Take a look at the Configured instance for Endpoint, above. The Environment parameter is being passed explicitly around. This represents a functional-programming-opportunity™ that is difficult to resist. I changed over to the Reader monad, which now takes care of making that Environment instance available:

trait Configured[F[_], A] {
  def value(name: String): Kleisli[F, Environment, ValidatedNec[ConfiguredError, A]]
  :
}

Actually, this uses the ReaderT monad transformer, since for purity and referential transparency, all operations are going happen in some IO monad. Kleisli is another name for ReaderT.

Looking back

Overall, the library did what I wanted. Because of the cats-effect abstractions, it can be used unchanged with cats.effect.IO and ZIO IO monads.
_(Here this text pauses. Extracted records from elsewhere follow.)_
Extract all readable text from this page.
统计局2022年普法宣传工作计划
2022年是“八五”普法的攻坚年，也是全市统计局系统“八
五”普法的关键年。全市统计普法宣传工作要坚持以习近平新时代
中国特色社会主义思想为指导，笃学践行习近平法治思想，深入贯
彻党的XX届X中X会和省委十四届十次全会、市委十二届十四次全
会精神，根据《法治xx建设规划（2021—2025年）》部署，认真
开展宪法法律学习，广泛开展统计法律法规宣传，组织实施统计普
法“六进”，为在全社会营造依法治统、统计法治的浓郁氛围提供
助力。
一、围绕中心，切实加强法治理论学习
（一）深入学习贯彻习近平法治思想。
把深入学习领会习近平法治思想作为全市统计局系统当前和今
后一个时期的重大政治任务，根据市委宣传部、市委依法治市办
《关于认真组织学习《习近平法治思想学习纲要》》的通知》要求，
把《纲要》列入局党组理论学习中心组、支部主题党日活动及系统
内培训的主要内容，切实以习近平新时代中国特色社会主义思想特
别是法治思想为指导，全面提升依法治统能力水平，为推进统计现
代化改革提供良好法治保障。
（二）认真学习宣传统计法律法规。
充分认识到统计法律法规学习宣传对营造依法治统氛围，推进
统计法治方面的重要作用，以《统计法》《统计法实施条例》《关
Moving to Kleisli made the implementation more difficult to read. But one very nice implementation fell out of the refactor:

  implicit def configuredEither[F[_], A, B](
    implicit F: Monad[F],
    A: Configured[F, A],
    B: Configured[F, B]
  ): Configured[F, Either[A, B]] =
    A or B

The inductive implementation of Either’s Configured instance came down to a cute A or B.